In present day rheumatological practice, Rituximab is both Lifestyle Med and Drug of Last Resort.
It is Lifestyle Med especially for the approved indications of RA and ANCA-Vasculitis (specifically Wegener's Granulomatosis & Microscopic Polyangiitis), in that, with just 2 infusions a year, it can:
1) replace more toxic drugs like Cyclophosphamide and prolonged high dose steroids for effective induction of remission;
2) replace daily medications (hassle + constant immunosuppression risks) like Azathioprine and Methotrexate in maintaining remission.
What's not to like? Like Tofacitinib, the cost $$$$$
But if you have the dough or a comprehensive medical insurance, it's pretty lifestyle.
It certainly is Drug of Last Resort. Just look at the long list of off label usage; and the list keeps growing.

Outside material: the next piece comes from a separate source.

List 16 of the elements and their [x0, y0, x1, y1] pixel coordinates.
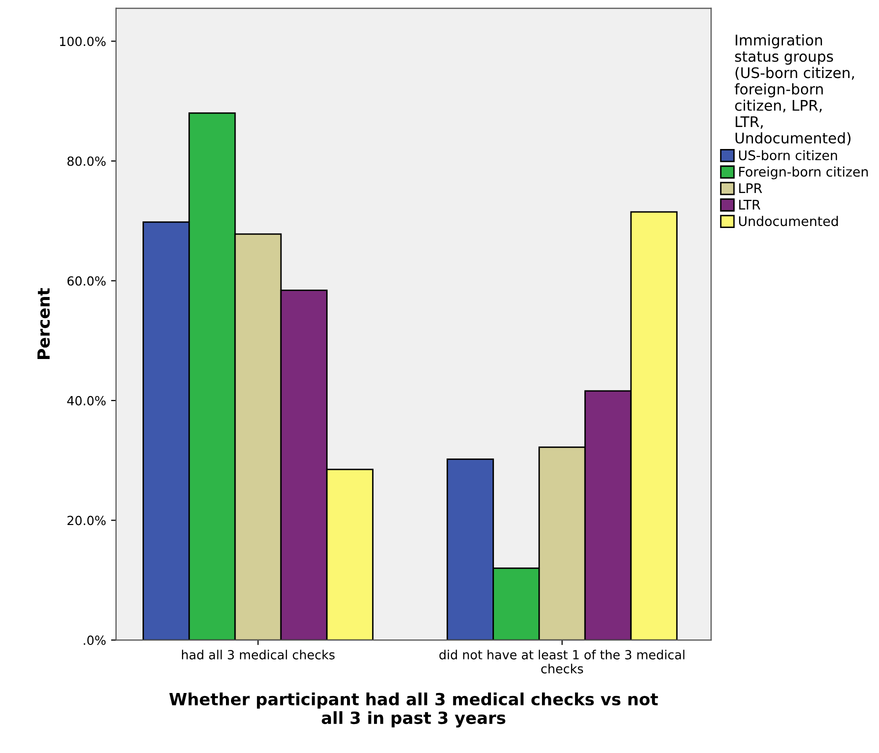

Even in diseases not known to be B-cell driven, like Ankylosing Spondylitis, we find it being tried and trialed, and surprisingly with subgroup efficacy (in anti-TNF naive patients). Perhaps it has a mode of action beyond mere B-cell depletion; either that or B-cells play a pathogenic role in such diseases after all.
What is most jaw-dropping is to behold the depths of desperation some descend to to use RTX in Chronic Fatigue Syndrome!
It is often quipped that no rheumatic drug is totally useless until it has been tried in Scleroderma. The converse may also be said that no rheumatic disease is totally refractory until it has tried Rituximab. But, CFS, seriously?
The RAVE trial and others have paved the way for Rituximab to revolutionise the management of ANCA-associated vasculitides, serving as both induction as well as maintenance of remission.
Perhaps the most off-label use of Rituximab is in SLE, especially for Lupus Nephritis. As in other refractory systemic connective tissue diseases like Scleroderma and Dermatomyositis, RTX is the last stop before contemplating ablative chemotherapy with haemopoietic stem cell transplant.
Amongst rheumatic diseases, RTX is most commonly used in RA. Although not (yet) indicated for use as a first line biologic, emerging evidence is changing expert opinion, especially for ACPA-positive patients.
Re-treatment timing is still an art. This study, however, suggests that monitoring T-cell (rather than B-cell) repletion may help in this decision-making.
This observation raises some interesting questions. How does a targeted B-cell depletion therapy affect T-cells? Is it a direct pleiotropic effect unique to RTX, or common to other CD20-directed monoclonals as well? Or is it consequential to reduced B-cell antigen presentation to T-cells?
Whatever the case, T-cell numbers (and activity) appear more correlated with RA disease activity and impending flare.
Perhaps the same may apply to monitoring and preempting disease flare in ANCA-vasculitis?